Basel finalises NPL securitisation rules

The Basel Committee on Banking Supervision has issued specific capital requirements rules for non-performing loan securitisations, addressing what it calls a “gap” in its regulatory framework.

The Committee announced the rules in a technical amendment on 26 November. It had released its initial proposals in June for a two-month consultation.

The amendment adds a new chapter to the Basel Framework’s securitisation standard, which national regulators must implement by 1 January 2023.

Announcing the amendment, the Basel Committee noted that NPL securitisations are subject to different risk drivers from the securitisations of performing assets. It said without specific rules for NPL securitisations banks could potentially miscalibrate the risk weights of securitised portfolios that mostly consist of non-performing loans.

The final rule is a change from the Committee’s original proposal, which included requiring banks to assign a fixed 100% risk-weight floor for all NPL securitisation exposures – a stricter approach than that suggested by a non-binding European Banking Authority opinion issued in October 2019.

The proposals received critiques from banking industry groups in Germany and Japan, as well as from the European Banking Federation, which argued during the consultation that the original proposals were not risk sensitive and could hinder attempts to reduce the amount of NPLs on banks’ books.

The German Banking Industry Committee said the proposals “would take away the credibility, expertise and risk sensitivity brought in through external rating agencies”, adding that this would lead to less NPL-related data collection and analysis and stunt the development of the NPL securitisation market.

Following those critiques, the proposals now allow for credit ratings from external agencies to be applied to NPL securitisation exposures without a 100% risk-weight floor.

The new standard would include an explicit definition of NPL securitisations, and prohibit market participants from using foundation internal ratings-based (IRB) parameters as inputs for the framework’s securitisation IRB approach (SEC-IRBA) for calculating the capital requirements of securitisation exposures.
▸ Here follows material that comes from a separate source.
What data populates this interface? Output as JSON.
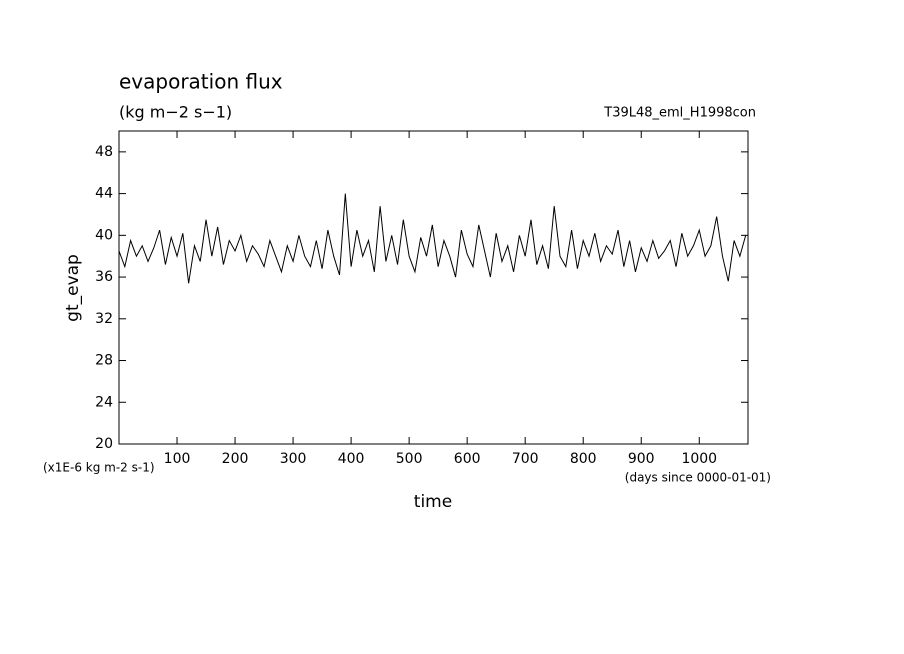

Although the Basel Committee has been working on specific rules for NPL securitisation since before the covid-19 pandemic, the European Union has recently taken steps to amend its Securitisation Regulation and Capital Requirements Regulation (CRR) to help banks offload their NPLs in the aftermath of the pandemic.

The EU amendments alter the Securitisation Regulation’s regime for risk retention, calculating it on the basis of 5% of the net discounted value of a NPL, rather than its nominal value. It also would allow servicers to take on a risk retention slice in recognition of its role in the transaction.

The amended regulation would also include allowing on-balance-sheet synthetic securitisations to be tagged with the regulation’s “simple, transparent and standardised” (STS) securitisations label. The proposed amendments would also allow for preferential treatment under the CRR for senior tranches of such securitisations.